Lessons from Live Earth

This reshaping of our conception of ‘the movement’ was reiterated in the recent example of the Live Earth pop concerts, the purported “most mass marketed show of celebrity activism in history” reaching two billion viewers. Whilst Live Earth may have succeeded in augmenting and synthesising a worldwide awareness of the need for humanity to join together and avert mass catastrophe, it arguably failed to understand or effectively utilise the necessary power of world opinion. “People will get excited by seeing their favourite acts and may learn that climate change is a problem,” read the ‘About Us’ description of Alive Earth, the alternative web-based production that spanned the same hours as the international pop concerts. “But will they feel challenged. Will they feel angry. Will they feel involved in a global movement against climate change? We are less sure.” As the organisers of Alive Earth pointedly recognised - that people will not change “when they are told what to do: they need to feel supported and personally involved” - the key principle of world opinion is that it cannot be directed, commanded, or placed within somebody else’s opinion of what actions ‘must’ be taken.

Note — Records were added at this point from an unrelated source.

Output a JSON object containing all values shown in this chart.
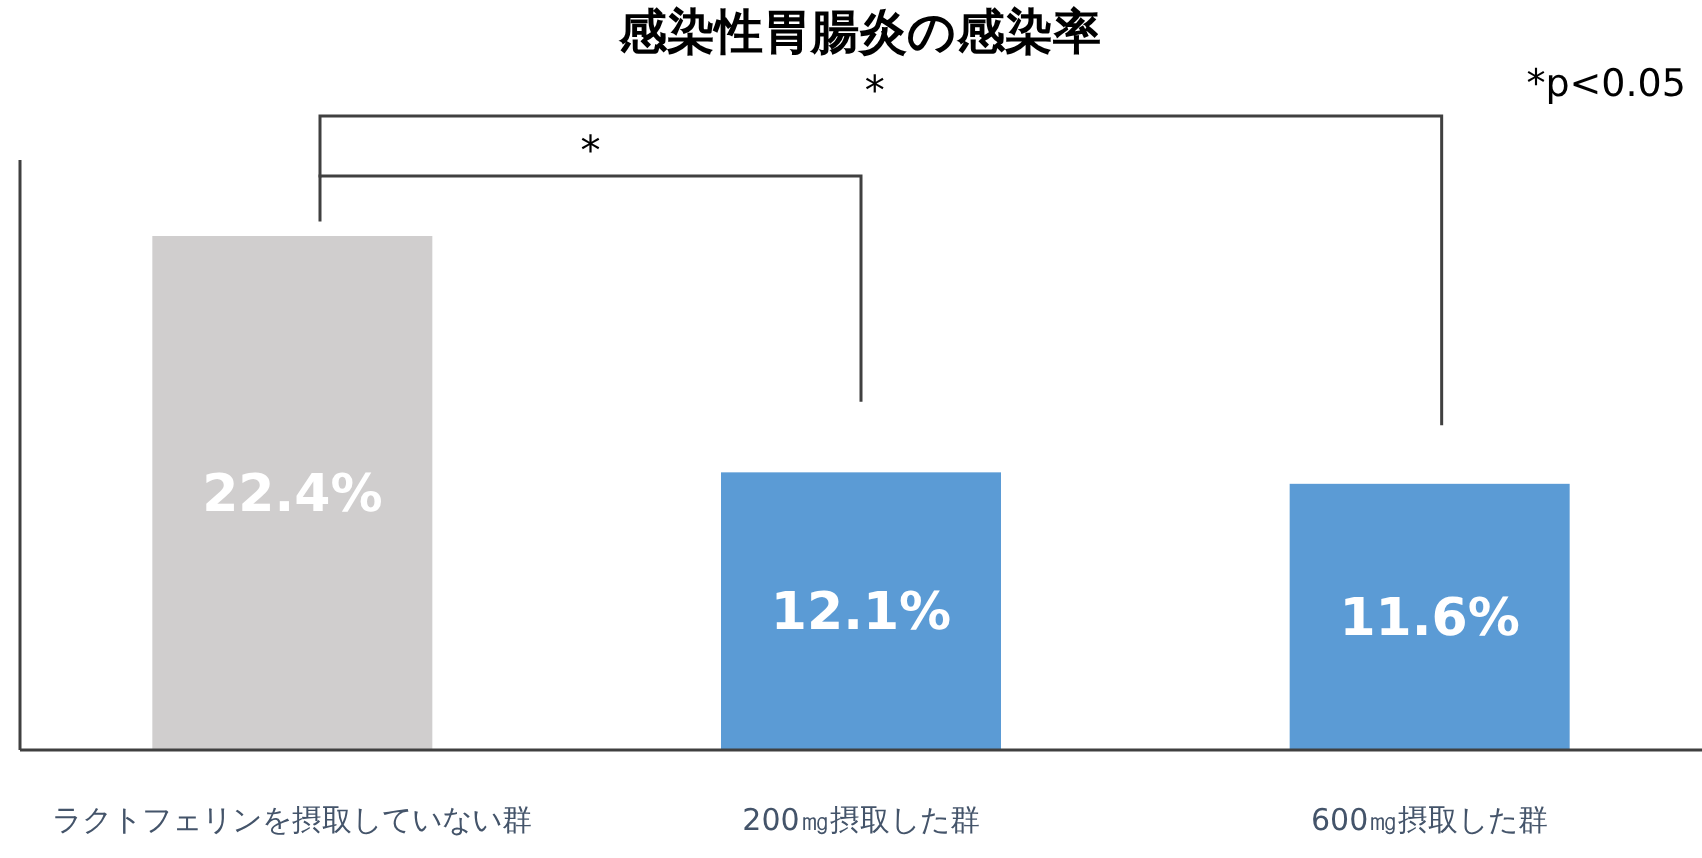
{
  "chart_data": {
    "type": "bar",
    "title": "感染性胃腸炎の感染率",
    "categories": [
      "ラクトフェリンを摂取していない群",
      "200㎎摂取した群",
      "600㎎摂取した群"
    ],
    "values": [
      22.4,
      12.1,
      11.6
    ],
    "colors": [
      "#d0cece",
      "#5b9bd5",
      "#5b9bd5"
    ],
    "value_labels": [
      "22.4%",
      "12.1%",
      "11.6%"
    ],
    "annotations": [
      "*",
      "*",
      "*p<0.05"
    ]
  }
}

World public opinion may not be a self-defining ‘movement’, but from this consensual global responsiveness an overarching vehicle of beneficent influence has the potential to be borne. “In all the years I’ve been a journalist, I’ve never know public consciousness to have risen as fast as it’s rising today,” said John Pilger in a recent speech, adding that “this growing critical public awareness is all the more remarkable when you consider the sheer scale of indoctrination, the mythology of a superior way of life, and the current manufactured state of fear.” As we have witnessed in the fateful consequences of the Iraq war, the irresistible weight of world opinion is often prophetic and seldom wrong; what this “second superpower” still awaits is a truly grassroots, democratic platform that can activate the process of its organisation, not a nebulous banner of what is “possible” without delineation. 

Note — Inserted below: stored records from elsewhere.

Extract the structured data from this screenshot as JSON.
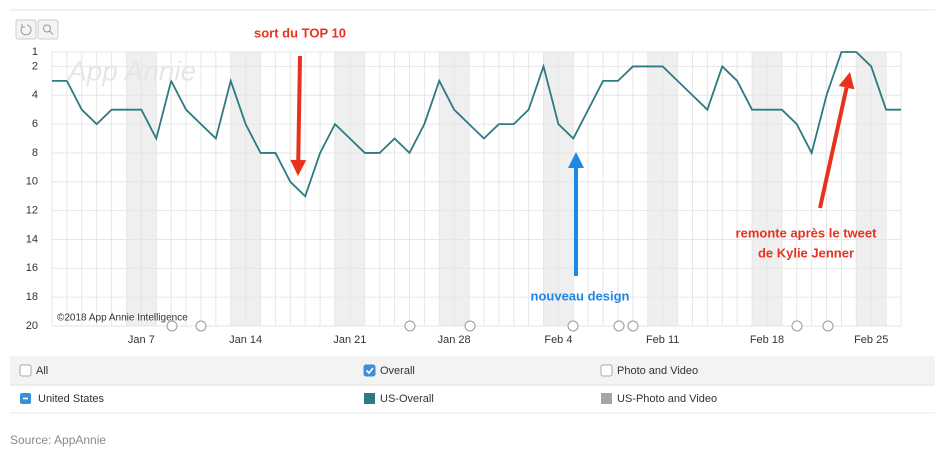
{
  "chart_data": {
    "type": "line",
    "watermark": "App Annie",
    "copyright": "©2018 App Annie Intelligence",
    "annotations": [
      {
        "text": "sort du TOP 10",
        "color": "#e8321e"
      },
      {
        "text": "nouveau design",
        "color": "#1e88e5"
      },
      {
        "text": "remonte après le tweet",
        "color": "#e8321e"
      },
      {
        "text": "de Kylie Jenner",
        "color": "#e8321e"
      }
    ],
    "categories": [
      null,
      null,
      null,
      null,
      null,
      null,
      "Jan 7",
      null,
      null,
      null,
      null,
      null,
      null,
      "Jan 14",
      null,
      null,
      null,
      null,
      null,
      null,
      "Jan 21",
      null,
      null,
      null,
      null,
      null,
      null,
      "Jan 28",
      null,
      null,
      null,
      null,
      null,
      null,
      "Feb 4",
      null,
      null,
      null,
      null,
      null,
      null,
      "Feb 11",
      null,
      null,
      null,
      null,
      null,
      null,
      "Feb 18",
      null,
      null,
      null,
      null,
      null,
      null,
      "Feb 25",
      null,
      null
    ],
    "series": [
      {
        "name": "US-Overall",
        "color": "#2d7a83",
        "values": [
          3,
          3,
          5,
          6,
          5,
          5,
          5,
          7,
          3,
          5,
          6,
          7,
          3,
          6,
          8,
          8,
          10,
          11,
          8,
          6,
          7,
          8,
          8,
          7,
          8,
          6,
          3,
          5,
          6,
          7,
          6,
          6,
          5,
          2,
          6,
          7,
          5,
          3,
          3,
          2,
          2,
          2,
          3,
          4,
          5,
          2,
          3,
          5,
          5,
          5,
          6,
          8,
          4,
          1,
          1,
          2,
          5,
          5
        ]
      }
    ],
    "ylim": [
      20,
      1
    ],
    "yticks": [
      1,
      2,
      4,
      6,
      8,
      10,
      12,
      14,
      16,
      18,
      20
    ],
    "grid": true
  },
  "legend": {
    "checkboxes": [
      {
        "label": "All",
        "checked": false
      },
      {
        "label": "Overall",
        "checked": true
      },
      {
        "label": "Photo and Video",
        "checked": false
      }
    ],
    "country": "United States",
    "other_series": {
      "name": "US-Photo and Video",
      "color": "#a6a6a6"
    }
  },
  "source": "Source: AppAnnie"
}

The Social Forums have revealed the lesson, over more than six years, of too many causes and not enough action, whilst displaying the promise of horizontal networking and unprecedented collective empowerment. The astonishing successes of ‘people power’ have also shown, over more than 20 years, that resolute and peaceful protesters can be more indomitable than autocrats or warmongers. After two decades of mass non-governmental campaigns, from Live Aid in 1985 to Live Earth in 2007, we also have the evidence of an untapped, international basin of goodwill that requires only its own expression instead of the top-down directives adopted by super-celebrities, CEOs and politicians with uncertain motives. The next critical question, which arguably constitutes the greatest hope against the emergency of poverty and climate change, is how will these differing elements of public pressure be unified, utilised and activated as a worldwide force.

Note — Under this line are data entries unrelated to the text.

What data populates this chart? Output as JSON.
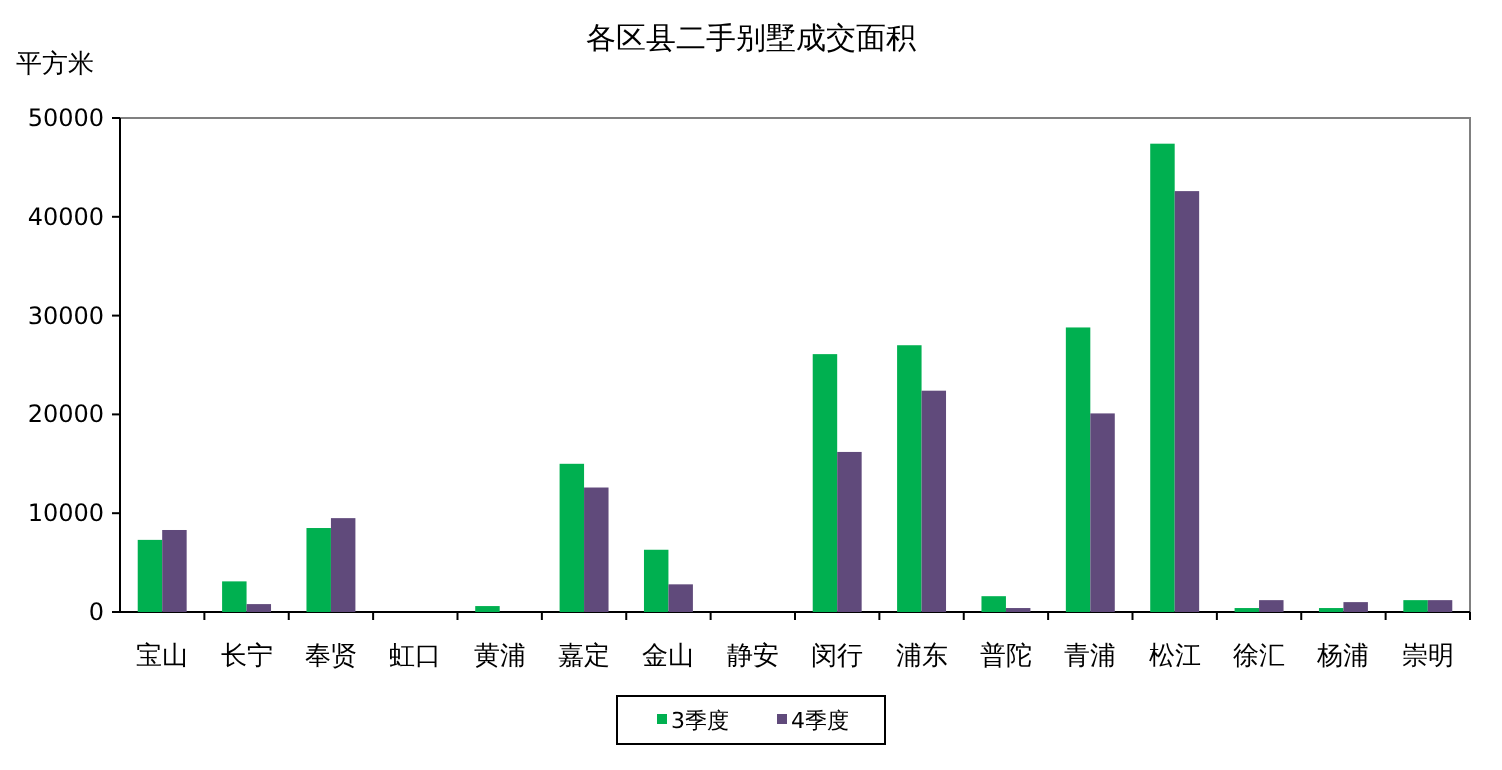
{
  "chart_data": {
    "type": "bar",
    "title": "各区县二手别墅成交面积",
    "ylabel": "平方米",
    "categories": [
      "宝山",
      "长宁",
      "奉贤",
      "虹口",
      "黄浦",
      "嘉定",
      "金山",
      "静安",
      "闵行",
      "浦东",
      "普陀",
      "青浦",
      "松江",
      "徐汇",
      "杨浦",
      "崇明"
    ],
    "series": [
      {
        "name": "3季度",
        "color": "#00b050",
        "values": [
          7300,
          3100,
          8500,
          0,
          600,
          15000,
          6300,
          0,
          26100,
          27000,
          1600,
          28800,
          47400,
          400,
          400,
          1200
        ]
      },
      {
        "name": "4季度",
        "color": "#604a7b",
        "values": [
          8300,
          800,
          9500,
          0,
          0,
          12600,
          2800,
          0,
          16200,
          22400,
          400,
          20100,
          42600,
          1200,
          1000,
          1200
        ]
      }
    ],
    "ylim": [
      0,
      50000
    ],
    "yticks": [
      0,
      10000,
      20000,
      30000,
      40000,
      50000
    ],
    "legend": "bottom"
  }
}
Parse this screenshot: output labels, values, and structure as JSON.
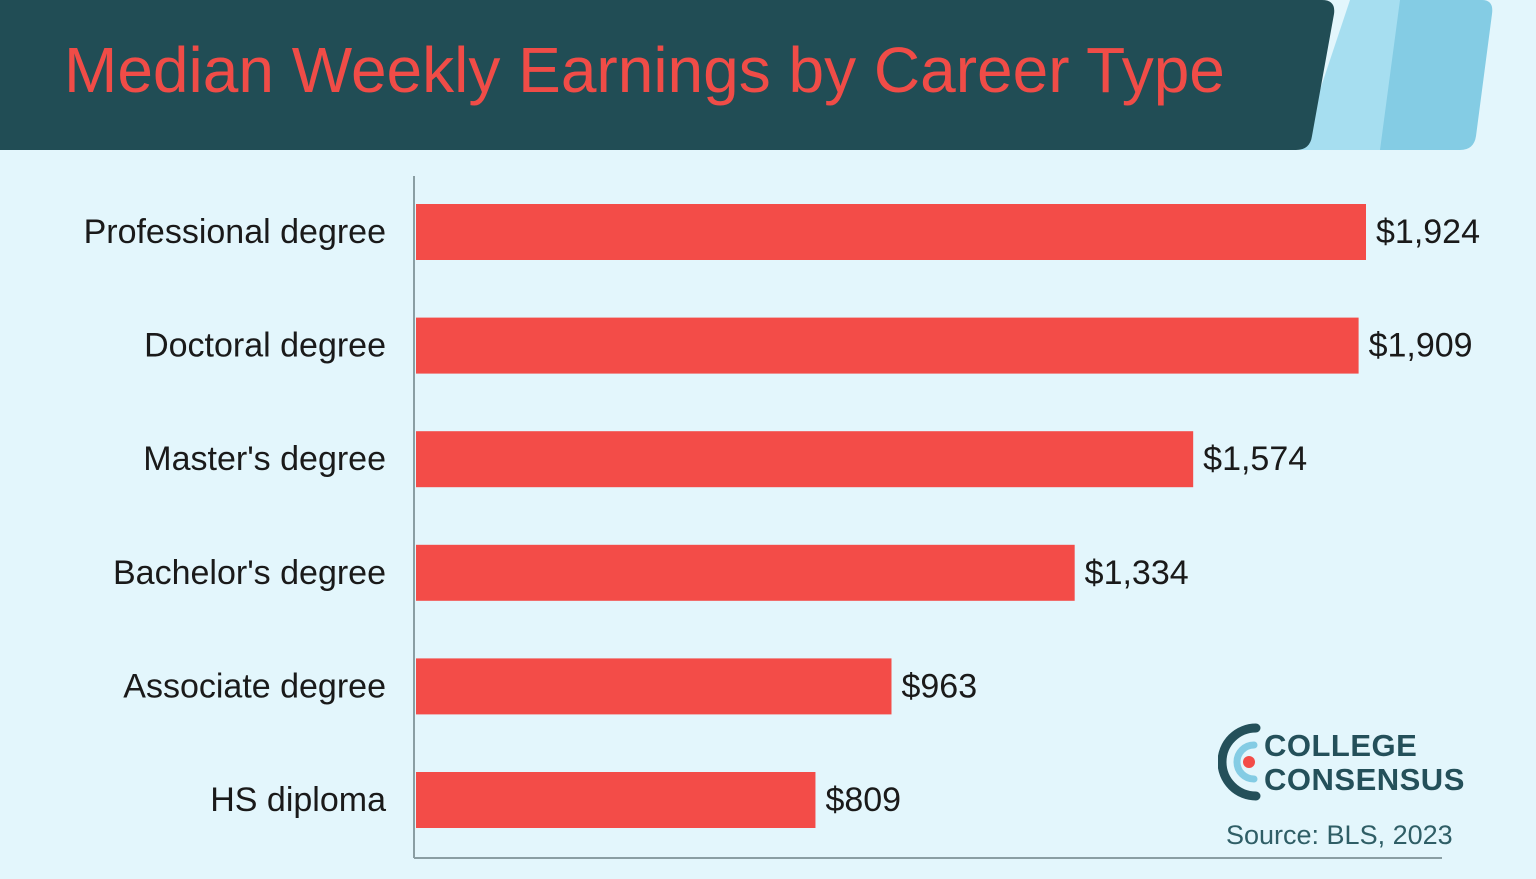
{
  "colors": {
    "header_bg": "#214d55",
    "accent_light": "#a6def0",
    "accent_mid": "#84cce4",
    "title_color": "#f04c47",
    "bar_color": "#f34c48",
    "axis_color": "#8a9ea3",
    "logo_color": "#24505a"
  },
  "chart_data": {
    "type": "bar",
    "orientation": "horizontal",
    "title": "Median Weekly Earnings by Career Type",
    "categories": [
      "Professional degree",
      "Doctoral degree",
      "Master's degree",
      "Bachelor's degree",
      "Associate degree",
      "HS diploma"
    ],
    "values": [
      1924,
      1909,
      1574,
      1334,
      963,
      809
    ],
    "value_labels": [
      "$1,924",
      "$1,909",
      "$1,574",
      "$1,334",
      "$963",
      "$809"
    ],
    "xlim": [
      0,
      1924
    ],
    "grid": false,
    "legend": "none"
  },
  "logo": {
    "line1": "COLLEGE",
    "line2": "CONSENSUS"
  },
  "source": "Source: BLS, 2023"
}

Corporate globalisation, without any ready alternatives till today, has now the challenge of an emerging newborn influence that knows no national or racial barriers or religious differences. As individuals we may well feel impotent and unimportant, but as part of a global public movement with a selective petition of demands – based on the universal principles of sharing, freedom and justice – we may find ourselves in a position to definitely shape world affairs. The prospective rapidity of worldwide changes could reasonably prove, if the two-thirds majority world realise the power of joining hands, beyond the erstwhile dreams of even the late Mahatma and Luther King.